Reputation: 81
I'm trying to export all users who register in my website with Janrain in Python. From the Janrain document, it looks like entity.find is the best call to get the data. So I type in the following code:
get_user = api.call
(
"entity.find",
type_name = "user",
)
However, the code only returns 100 rows of data. I know there's another field called max_results, but it can take 10000 records max.
So, how do I use the api to export all my user data without the row limitation?
Thank you!
Upvotes: 1
Views: 570
Reputation: 374
You will have to export the data in batches.
As you noted, the entity.find call takes a max_results parameter. You can attempt to set that to a high value but in most cases the number of records will exceed the payload limits and/or API timeout restrictions and the API Call will fail.

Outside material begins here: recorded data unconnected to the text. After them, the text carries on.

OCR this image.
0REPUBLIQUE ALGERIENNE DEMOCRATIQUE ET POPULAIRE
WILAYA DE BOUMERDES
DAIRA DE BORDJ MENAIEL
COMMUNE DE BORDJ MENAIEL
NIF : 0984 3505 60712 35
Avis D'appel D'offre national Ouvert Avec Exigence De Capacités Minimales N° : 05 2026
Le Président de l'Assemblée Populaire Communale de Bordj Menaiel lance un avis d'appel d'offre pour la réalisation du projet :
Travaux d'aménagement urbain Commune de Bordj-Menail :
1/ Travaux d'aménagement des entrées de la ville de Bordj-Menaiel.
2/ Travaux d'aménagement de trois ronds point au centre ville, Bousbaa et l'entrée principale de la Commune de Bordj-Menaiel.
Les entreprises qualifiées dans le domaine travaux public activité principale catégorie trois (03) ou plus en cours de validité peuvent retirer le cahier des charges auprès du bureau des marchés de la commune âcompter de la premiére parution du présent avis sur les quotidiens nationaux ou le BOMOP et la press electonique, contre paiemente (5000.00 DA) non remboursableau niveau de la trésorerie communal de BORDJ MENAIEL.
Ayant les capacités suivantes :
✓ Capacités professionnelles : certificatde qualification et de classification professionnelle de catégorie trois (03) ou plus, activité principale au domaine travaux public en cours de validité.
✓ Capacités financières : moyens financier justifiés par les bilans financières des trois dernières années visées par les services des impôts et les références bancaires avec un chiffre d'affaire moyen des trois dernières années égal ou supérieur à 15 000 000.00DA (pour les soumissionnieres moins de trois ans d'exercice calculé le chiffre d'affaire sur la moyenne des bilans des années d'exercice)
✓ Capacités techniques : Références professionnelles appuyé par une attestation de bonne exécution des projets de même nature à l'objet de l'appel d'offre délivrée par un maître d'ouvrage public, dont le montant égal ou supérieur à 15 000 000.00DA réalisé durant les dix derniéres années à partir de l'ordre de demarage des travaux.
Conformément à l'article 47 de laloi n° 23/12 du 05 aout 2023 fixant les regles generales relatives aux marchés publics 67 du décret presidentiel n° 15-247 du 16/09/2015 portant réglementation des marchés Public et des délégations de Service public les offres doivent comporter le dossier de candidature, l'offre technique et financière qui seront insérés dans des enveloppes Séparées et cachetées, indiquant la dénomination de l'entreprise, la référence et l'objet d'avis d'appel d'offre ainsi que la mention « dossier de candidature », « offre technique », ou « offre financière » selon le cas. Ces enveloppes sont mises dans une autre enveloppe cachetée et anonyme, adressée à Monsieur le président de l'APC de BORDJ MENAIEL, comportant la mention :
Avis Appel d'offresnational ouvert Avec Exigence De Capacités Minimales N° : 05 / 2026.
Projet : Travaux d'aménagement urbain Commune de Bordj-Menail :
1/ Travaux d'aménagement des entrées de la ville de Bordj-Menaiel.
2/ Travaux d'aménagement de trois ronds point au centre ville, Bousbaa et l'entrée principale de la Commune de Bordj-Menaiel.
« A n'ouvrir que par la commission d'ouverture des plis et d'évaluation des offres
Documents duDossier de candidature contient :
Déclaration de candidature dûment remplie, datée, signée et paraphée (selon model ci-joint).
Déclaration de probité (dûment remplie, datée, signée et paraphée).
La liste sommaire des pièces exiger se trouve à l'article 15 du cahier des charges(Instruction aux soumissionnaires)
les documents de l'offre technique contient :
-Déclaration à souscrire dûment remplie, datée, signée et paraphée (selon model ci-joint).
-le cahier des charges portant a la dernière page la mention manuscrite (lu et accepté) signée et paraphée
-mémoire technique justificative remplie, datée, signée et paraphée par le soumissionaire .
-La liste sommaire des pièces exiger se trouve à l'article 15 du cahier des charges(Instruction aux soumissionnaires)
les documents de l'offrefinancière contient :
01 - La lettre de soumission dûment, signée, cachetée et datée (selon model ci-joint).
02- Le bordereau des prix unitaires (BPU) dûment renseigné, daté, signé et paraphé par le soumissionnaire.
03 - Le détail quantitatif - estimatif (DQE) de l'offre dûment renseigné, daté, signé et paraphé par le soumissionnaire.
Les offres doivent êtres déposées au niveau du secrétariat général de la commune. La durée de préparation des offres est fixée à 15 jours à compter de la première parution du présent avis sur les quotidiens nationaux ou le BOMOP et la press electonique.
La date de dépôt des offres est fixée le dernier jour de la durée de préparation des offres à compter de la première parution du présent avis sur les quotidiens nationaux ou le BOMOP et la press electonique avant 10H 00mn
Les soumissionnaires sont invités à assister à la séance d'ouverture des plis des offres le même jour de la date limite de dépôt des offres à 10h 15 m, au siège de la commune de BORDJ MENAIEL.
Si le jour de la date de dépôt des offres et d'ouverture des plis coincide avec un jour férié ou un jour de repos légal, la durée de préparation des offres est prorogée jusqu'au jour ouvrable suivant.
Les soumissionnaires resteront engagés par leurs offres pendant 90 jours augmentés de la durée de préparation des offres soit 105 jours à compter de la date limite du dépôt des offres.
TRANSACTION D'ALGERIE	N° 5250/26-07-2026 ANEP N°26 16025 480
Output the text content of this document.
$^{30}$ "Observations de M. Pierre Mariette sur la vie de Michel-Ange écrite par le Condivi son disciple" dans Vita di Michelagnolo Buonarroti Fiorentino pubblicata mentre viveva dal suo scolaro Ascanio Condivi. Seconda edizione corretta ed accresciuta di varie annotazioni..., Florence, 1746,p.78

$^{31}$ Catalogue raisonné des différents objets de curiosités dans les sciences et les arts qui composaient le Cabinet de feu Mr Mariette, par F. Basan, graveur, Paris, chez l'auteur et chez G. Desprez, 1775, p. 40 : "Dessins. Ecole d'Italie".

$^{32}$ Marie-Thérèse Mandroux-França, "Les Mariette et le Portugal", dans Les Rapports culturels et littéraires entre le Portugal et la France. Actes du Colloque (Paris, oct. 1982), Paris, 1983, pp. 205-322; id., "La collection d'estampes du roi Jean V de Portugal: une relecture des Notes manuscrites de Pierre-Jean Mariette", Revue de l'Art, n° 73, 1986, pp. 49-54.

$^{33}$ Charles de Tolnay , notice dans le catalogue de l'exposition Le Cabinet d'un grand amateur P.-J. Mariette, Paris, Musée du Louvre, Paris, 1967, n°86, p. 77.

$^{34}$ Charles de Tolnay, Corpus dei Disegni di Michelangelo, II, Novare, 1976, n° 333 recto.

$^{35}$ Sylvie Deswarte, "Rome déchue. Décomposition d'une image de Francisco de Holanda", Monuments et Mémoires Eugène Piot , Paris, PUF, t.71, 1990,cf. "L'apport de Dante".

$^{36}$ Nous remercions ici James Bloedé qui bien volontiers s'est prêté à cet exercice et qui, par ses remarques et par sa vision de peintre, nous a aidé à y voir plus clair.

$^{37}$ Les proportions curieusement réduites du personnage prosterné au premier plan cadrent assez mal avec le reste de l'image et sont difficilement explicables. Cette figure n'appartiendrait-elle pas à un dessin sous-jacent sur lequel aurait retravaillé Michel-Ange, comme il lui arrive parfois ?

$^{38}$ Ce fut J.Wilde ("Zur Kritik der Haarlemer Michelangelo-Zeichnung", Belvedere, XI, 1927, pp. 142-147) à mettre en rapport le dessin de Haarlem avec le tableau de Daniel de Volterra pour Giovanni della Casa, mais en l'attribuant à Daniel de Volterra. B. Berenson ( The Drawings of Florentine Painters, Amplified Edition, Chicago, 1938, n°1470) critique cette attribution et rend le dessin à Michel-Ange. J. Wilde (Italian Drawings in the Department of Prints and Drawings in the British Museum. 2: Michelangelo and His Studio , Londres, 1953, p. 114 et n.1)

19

Janrain recommends to step through sets of values with the first_results and max_results parameters, for example, in batches of 1000:
first_result=0&max_results=1000
first_result=1000&max_results=1000
first_result=2000&max_results=1000
Retrieve a Large Number of Entities Efficiently
If you are retrieving groups of records, it is possible that someone else will delete a record in one of the groups that you have already retrieved. Because entity.find counts each group of records from the beginning of the list, your next group may miss a record that filled in the space of the deleted record. To avoid such issues, follow these best practices:
When gathering large groups of records: Given n, the maximum number of results to be returned (1000 is a good place to start; 10000 is the maximum), and f, the record query filter, use the parameters:
- sort_on=["id"]
- max_results=n
Then:
1. Call entity.find with filter=f
2. Let x be the id of the last record in the result set
3. Call entity.find with filter=f and id > x
4. If the result set is not empty, go to step 2
This results in a fast search, with no chance of missing any records. If you do not wish to use a query filter, omit the filter parameter from the call in step 1, and use filter=id > x in step 3.
Note: Janrain also recommends avoiding the use of the “show_total_count” parameter in most use cases as it comes with a significant performance penalty. Additionally, if the system is a live production system with a relatively large number of active registrations, the total number of records may be different at the end of the export process when compared to the starting total.
Upvotes: 2